Conventional Realism in the Theatre
Realism in the theatre tends to refer to the reproduction of what we find in our everyday lives. Such realism is praised when the performance resembles everyday life in great detail. This kind of realism could be called ‘aesthetic realism’ in that it is concerned with outward appearances.
A Different Definition of Realism
Brecht claimed that his theatre was realistic, but his understanding of realism was quite different from someone like Stanislavsky. Brecht preferred to look behind the surface of what we encounter every day. His realism was based on accounting for behaviours and opinions, and was thus a ‘philosophical realism’, one based on a series of ideas about how people ‘work’ and interact with each other. To be realistic was thus to present people on stage in a way that was true to their status as ‘the ensemble of social relations’, as Marx put it. That is, he wanted to show people both in their social context and responding to each other in ways that were informed by their experiences of society.

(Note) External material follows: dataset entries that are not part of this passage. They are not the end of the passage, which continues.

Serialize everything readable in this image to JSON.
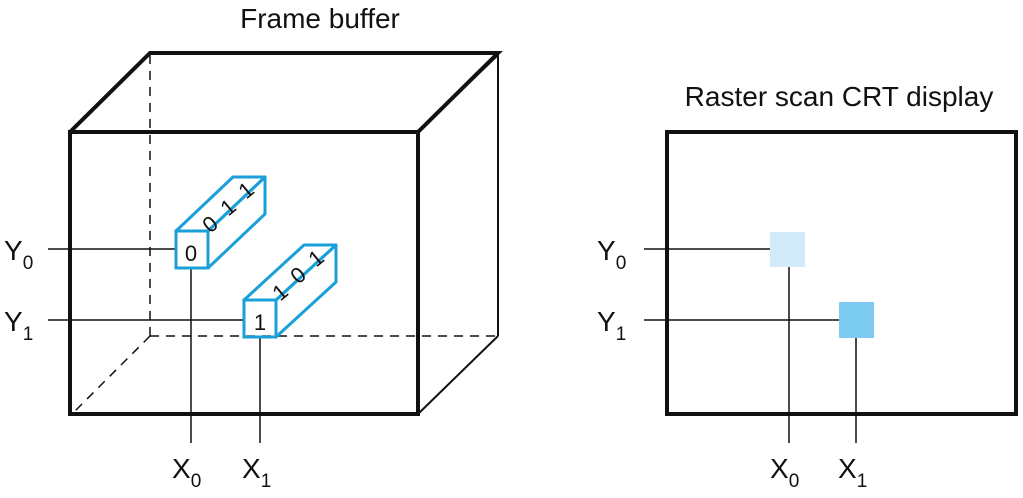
{
  "frame_buffer": {
    "title": "Frame buffer",
    "y_labels": [
      {
        "main": "Y",
        "sub": "0"
      },
      {
        "main": "Y",
        "sub": "1"
      }
    ],
    "x_labels": [
      {
        "main": "X",
        "sub": "0"
      },
      {
        "main": "X",
        "sub": "1"
      }
    ],
    "cells": [
      {
        "front_bit": "0",
        "bits": [
          "0",
          "1",
          "1"
        ]
      },
      {
        "front_bit": "1",
        "bits": [
          "1",
          "0",
          "1"
        ]
      }
    ],
    "highlight_color": "#1aa0d8"
  },
  "display": {
    "title": "Raster scan CRT display",
    "y_labels": [
      {
        "main": "Y",
        "sub": "0"
      },
      {
        "main": "Y",
        "sub": "1"
      }
    ],
    "x_labels": [
      {
        "main": "X",
        "sub": "0"
      },
      {
        "main": "X",
        "sub": "1"
      }
    ],
    "pixels": [
      {
        "name": "pixel-x0-y0",
        "color": "#d3eaf8"
      },
      {
        "name": "pixel-x1-y1",
        "color": "#7ccbf0"
      }
    ]
  }
}
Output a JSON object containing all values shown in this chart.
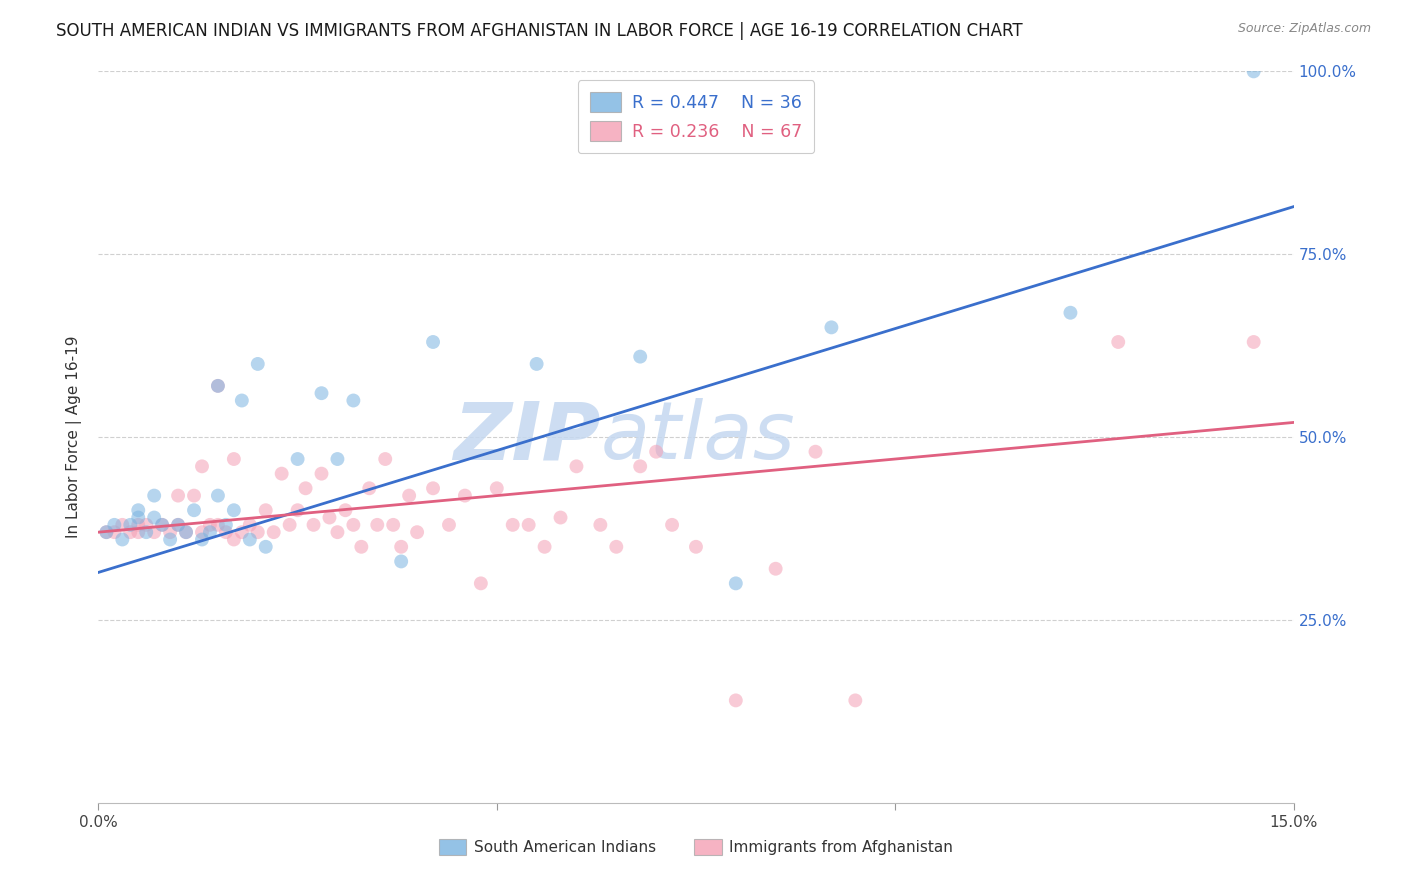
{
  "title": "SOUTH AMERICAN INDIAN VS IMMIGRANTS FROM AFGHANISTAN IN LABOR FORCE | AGE 16-19 CORRELATION CHART",
  "source": "Source: ZipAtlas.com",
  "ylabel": "In Labor Force | Age 16-19",
  "xlim": [
    0.0,
    0.15
  ],
  "ylim": [
    0.0,
    1.0
  ],
  "ytick_positions": [
    0.25,
    0.5,
    0.75,
    1.0
  ],
  "yticklabels_right": [
    "25.0%",
    "50.0%",
    "75.0%",
    "100.0%"
  ],
  "watermark_zip": "ZIP",
  "watermark_atlas": "atlas",
  "blue_scatter_x": [
    0.001,
    0.002,
    0.003,
    0.004,
    0.005,
    0.005,
    0.006,
    0.007,
    0.007,
    0.008,
    0.009,
    0.01,
    0.011,
    0.012,
    0.013,
    0.014,
    0.015,
    0.015,
    0.016,
    0.017,
    0.018,
    0.019,
    0.02,
    0.021,
    0.025,
    0.028,
    0.03,
    0.032,
    0.038,
    0.042,
    0.055,
    0.068,
    0.08,
    0.092,
    0.122,
    0.145
  ],
  "blue_scatter_y": [
    0.37,
    0.38,
    0.36,
    0.38,
    0.39,
    0.4,
    0.37,
    0.39,
    0.42,
    0.38,
    0.36,
    0.38,
    0.37,
    0.4,
    0.36,
    0.37,
    0.42,
    0.57,
    0.38,
    0.4,
    0.55,
    0.36,
    0.6,
    0.35,
    0.47,
    0.56,
    0.47,
    0.55,
    0.33,
    0.63,
    0.6,
    0.61,
    0.3,
    0.65,
    0.67,
    1.0
  ],
  "pink_scatter_x": [
    0.001,
    0.002,
    0.003,
    0.004,
    0.005,
    0.005,
    0.006,
    0.007,
    0.008,
    0.009,
    0.01,
    0.01,
    0.011,
    0.012,
    0.013,
    0.013,
    0.014,
    0.015,
    0.015,
    0.016,
    0.017,
    0.017,
    0.018,
    0.019,
    0.02,
    0.021,
    0.022,
    0.023,
    0.024,
    0.025,
    0.026,
    0.027,
    0.028,
    0.029,
    0.03,
    0.031,
    0.032,
    0.033,
    0.034,
    0.035,
    0.036,
    0.037,
    0.038,
    0.039,
    0.04,
    0.042,
    0.044,
    0.046,
    0.048,
    0.05,
    0.052,
    0.054,
    0.056,
    0.058,
    0.06,
    0.063,
    0.065,
    0.068,
    0.07,
    0.072,
    0.075,
    0.08,
    0.085,
    0.09,
    0.095,
    0.128,
    0.145
  ],
  "pink_scatter_y": [
    0.37,
    0.37,
    0.38,
    0.37,
    0.37,
    0.38,
    0.38,
    0.37,
    0.38,
    0.37,
    0.38,
    0.42,
    0.37,
    0.42,
    0.37,
    0.46,
    0.38,
    0.38,
    0.57,
    0.37,
    0.36,
    0.47,
    0.37,
    0.38,
    0.37,
    0.4,
    0.37,
    0.45,
    0.38,
    0.4,
    0.43,
    0.38,
    0.45,
    0.39,
    0.37,
    0.4,
    0.38,
    0.35,
    0.43,
    0.38,
    0.47,
    0.38,
    0.35,
    0.42,
    0.37,
    0.43,
    0.38,
    0.42,
    0.3,
    0.43,
    0.38,
    0.38,
    0.35,
    0.39,
    0.46,
    0.38,
    0.35,
    0.46,
    0.48,
    0.38,
    0.35,
    0.14,
    0.32,
    0.48,
    0.14,
    0.63,
    0.63
  ],
  "blue_line_x": [
    0.0,
    0.15
  ],
  "blue_line_y": [
    0.315,
    0.815
  ],
  "pink_line_x": [
    0.0,
    0.15
  ],
  "pink_line_y": [
    0.37,
    0.52
  ],
  "blue_color": "#7ab3e0",
  "pink_color": "#f4a0b5",
  "blue_line_color": "#3a6fcc",
  "pink_line_color": "#e06080",
  "scatter_alpha": 0.55,
  "marker_size": 100,
  "grid_color": "#d0d0d0",
  "grid_style": "--",
  "bg_color": "#ffffff",
  "title_color": "#1a1a1a",
  "title_fontsize": 12.0,
  "axis_label_color": "#333333",
  "right_tick_color": "#3a6fcc",
  "watermark_color": "#c5d8f0",
  "legend_blue_text_color": "#3a6fcc",
  "legend_pink_text_color": "#e06080"
}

The aim was to avoid cliché and to discover behaviour that may surprise an audience, much as our own behaviour can surprise us when confronted with something unexpected.
To be realistic was thus to be true to one’s social position and to the options that that position offered in the moment, that is, that any one person has more than one way of behaving in any given situation. The function of rehearsal was to tease these out and find the most appropriate choice in performance after working through a number of different attempts.